There are some problems with this...

First of all, rule /^\/\*\* / doesn't quite define a jsDoc.

Many times people write comments like this:

/*********************************/
Next paragraph

or similar. That would be found as a jsDoc, even though it is not. Also, some known transformation engines use more advanced logic for keeping jsDoc comments, based on certain attributes set within the jsDoc block. There is no common ground here, it seems, unlike /*! - the only well known keep-comment block.

Another issue - the origin of the parameter. Parameter safe means safe comment removal, while preserving what is a known keep-comment block. Keep-comment opening /*! isn't something invented by this library, it is a standard de facto. Its name and meaning were borrowed from library strip-comments, and it is supported by many environments and utilities.

In case you wonder why rewriting the library in the first place. I found too many examples where strip-comments doesn't work, plus terrible performance. Something is wrong with its implementation, and fixing it seemed more difficult than writing one of my own. Even its gulp version gulp-strip-comments was later changed to use my library instead, for the same reasons.

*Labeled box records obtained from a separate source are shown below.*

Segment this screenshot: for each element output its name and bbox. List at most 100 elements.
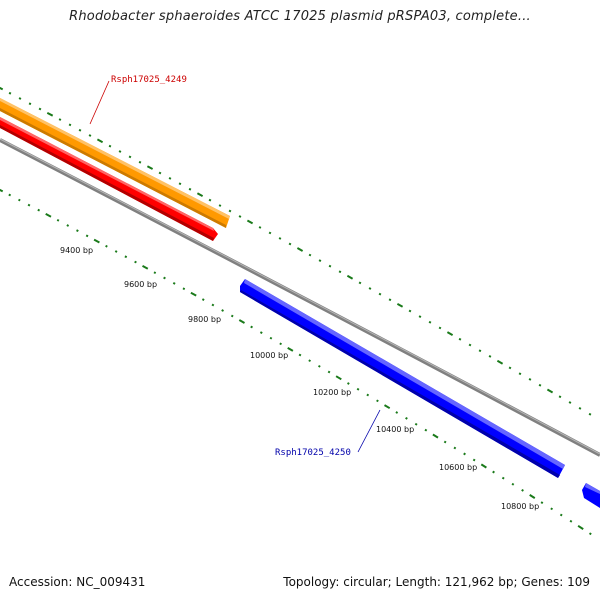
tick-mark	[529, 494, 536, 499]
tick-mark	[208, 198, 212, 202]
gene-label-4249[interactable]: Rsph17025_4249	[111, 75, 187, 85]
tick-mark	[418, 315, 422, 318]
tick-mark	[258, 226, 262, 229]
tick-mark	[588, 412, 592, 416]
tick-mark	[66, 224, 70, 227]
tick-mark	[18, 198, 21, 202]
gene-label-connector-4250	[357, 409, 381, 453]
tick-mark	[559, 513, 563, 517]
topology-text: Topology: circular; Length: 121,962 bp; …	[283, 575, 590, 589]
tick-mark	[521, 488, 524, 492]
tick-mark	[58, 118, 62, 121]
tick-mark	[296, 247, 304, 252]
tick-mark	[190, 291, 197, 297]
tick-marks-inner	[0, 188, 592, 536]
tick-mark	[366, 393, 370, 397]
tick-mark	[0, 86, 4, 91]
tick-mark	[28, 102, 32, 106]
tick-mark	[228, 209, 232, 213]
tick-mark	[238, 215, 242, 218]
tick-mark	[378, 292, 382, 296]
gene-bar-blue-partial[interactable]	[582, 483, 600, 508]
tick-mark	[8, 91, 12, 95]
tick-mark	[468, 343, 472, 347]
tick-mark	[278, 237, 282, 240]
tick-mark	[56, 219, 60, 222]
tick-mark	[182, 287, 186, 291]
tick-mark	[396, 303, 404, 308]
tick-mark	[446, 331, 454, 336]
tick-mark	[168, 177, 172, 180]
bp-label-10200: 10200 bp	[313, 388, 351, 397]
tick-mark	[153, 271, 157, 274]
bp-label-10600: 10600 bp	[439, 463, 477, 472]
tick-mark	[230, 314, 234, 318]
tick-mark	[327, 370, 331, 374]
tick-mark	[146, 165, 154, 170]
tick-mark	[105, 244, 108, 248]
tick-mark	[172, 282, 176, 285]
tick-mark	[238, 319, 245, 324]
tick-mark	[550, 507, 554, 511]
tick-mark	[568, 401, 572, 404]
tick-mark	[269, 336, 273, 340]
tick-mark	[335, 375, 342, 381]
tick-mark	[288, 242, 292, 246]
tick-mark	[458, 337, 462, 341]
map-title: Rhodobacter sphaeroides ATCC 17025 plasm…	[69, 9, 531, 24]
tick-mark	[201, 298, 205, 301]
tick-mark	[218, 204, 222, 207]
tick-mark	[328, 264, 332, 268]
tick-mark	[287, 347, 294, 352]
gene-bar-red[interactable]	[0, 117, 218, 241]
tick-mark	[76, 229, 79, 232]
tick-mark	[414, 422, 418, 426]
tick-mark	[376, 399, 379, 403]
tick-mark	[463, 452, 466, 456]
tick-mark	[588, 532, 592, 536]
tick-mark	[124, 255, 128, 259]
bp-label-10400: 10400 bp	[376, 425, 414, 434]
tick-mark	[88, 134, 92, 137]
tick-mark	[432, 433, 439, 439]
accession-text: Accession: NC_009431	[9, 575, 146, 589]
tick-mark	[85, 234, 89, 238]
tick-mark	[46, 112, 54, 117]
tick-mark	[518, 372, 522, 376]
tick-mark	[358, 281, 362, 285]
tick-mark	[528, 378, 532, 381]
tick-mark	[538, 383, 542, 387]
tick-mark	[0, 188, 4, 193]
tick-mark	[496, 359, 504, 365]
tick-mark	[308, 253, 312, 257]
tick-mark	[408, 309, 412, 313]
tick-mark	[356, 387, 360, 391]
tick-mark	[569, 519, 573, 523]
tick-mark	[188, 187, 192, 191]
tick-mark	[453, 446, 457, 450]
bp-label-9600: 9600 bp	[124, 280, 157, 289]
tick-mark	[93, 238, 100, 244]
gene-label-connector-4249	[89, 80, 110, 125]
bp-label-10800: 10800 bp	[501, 502, 539, 511]
tick-mark	[478, 349, 482, 353]
tick-mark	[279, 342, 283, 346]
tick-mark	[318, 259, 322, 262]
tick-marks-outer	[0, 86, 592, 416]
tick-mark	[338, 270, 342, 274]
tick-mark	[138, 160, 142, 164]
gene-bar-blue[interactable]	[240, 279, 565, 478]
tick-mark	[511, 482, 515, 486]
tick-mark	[540, 501, 544, 505]
tick-mark	[118, 150, 122, 153]
tick-mark	[558, 395, 562, 399]
tick-mark	[246, 219, 254, 225]
tick-mark	[68, 123, 72, 127]
tick-mark	[211, 303, 215, 307]
tick-mark	[428, 320, 432, 324]
gene-label-4250[interactable]: Rsph17025_4250	[275, 448, 351, 458]
tick-mark	[96, 138, 104, 144]
bp-label-10000: 10000 bp	[250, 351, 288, 360]
gene-bar-orange[interactable]	[0, 98, 230, 228]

With all above said, I really want to keep the protocol clean, with the needed minimum.

itslenny commented 8 years ago

First, your module is by far the best solution for comment removal so thanks for making it.

JsDoc is specifically /\ not /*\ (or more).

See here: http://usejsdoc.org/about-getting-started.html

However, just adding JSDocs support doesn't seem flexible enough to me (especially considering differing opinions on what constitutes JSDocs).

So, what would you prefer for a means to preserve other types of comments?

vitaly-t commented 8 years ago

So, what would you prefer for a means to preserve other types of comments?

I wonder how really this is necessary. The way the library is now, it has taken far away from other implementations already. I will think about it.

itslenny commented 8 years ago

The way the library is now, it has taken far away from other implementations already.

I'm not sure why this would necessarily be a bad thing. I'm not saying it's good either just that it shouldn't really matter what other implementations are doing especially since this change doesn't break anything and just adds a little more flexibility.

If you'd like I could add a new option preserve (or another name if you prefer) that would be separate from safe.

However, I prefer the way I implemented it because safe still works as-is, but you can optionally change the definition of what constitutes a "safe comment" and the code to handle the safe comment is basically the same as you had it before (just using a RegExp instead of indexOf).

vitaly-t commented 8 years ago

I haven't forgotten about this, still thinking. Actually, I was quite busy with a related issue...

I needed to minify PostgreSQL scripts, and tried to add support for that into the decomment. After some trials I realized it's all turning into a mess, and rolled it all back.

Instead, I wrote pg-minify, and glad that I made it all seperate, because for SQL it is all so much simpler and cleaner :)

vitaly-t commented 8 years ago

Doesn't look like it is going to happen. Instead, there is now option ignore that lets you implement the same kind of behavior, if you can write a regEx that identifies jsDoc blocks.

vitaly-t commented 8 years ago

@itslenny Further improvements have been made in version 0.8.4

Now you can also find in the option's documentation how to isolate jsDoc comments, which is precisely what you wanted:

{ignore: /\/\*\*([^\*]*(\*[^\/])?)*\*\//g}

see option ignore.

vitaly-t commented 8 years ago

@itslenny I have updated the documentation for option ignore: the regex for detecting jsDoc blocks now includes the rule that says /** must be followed by one or more line break.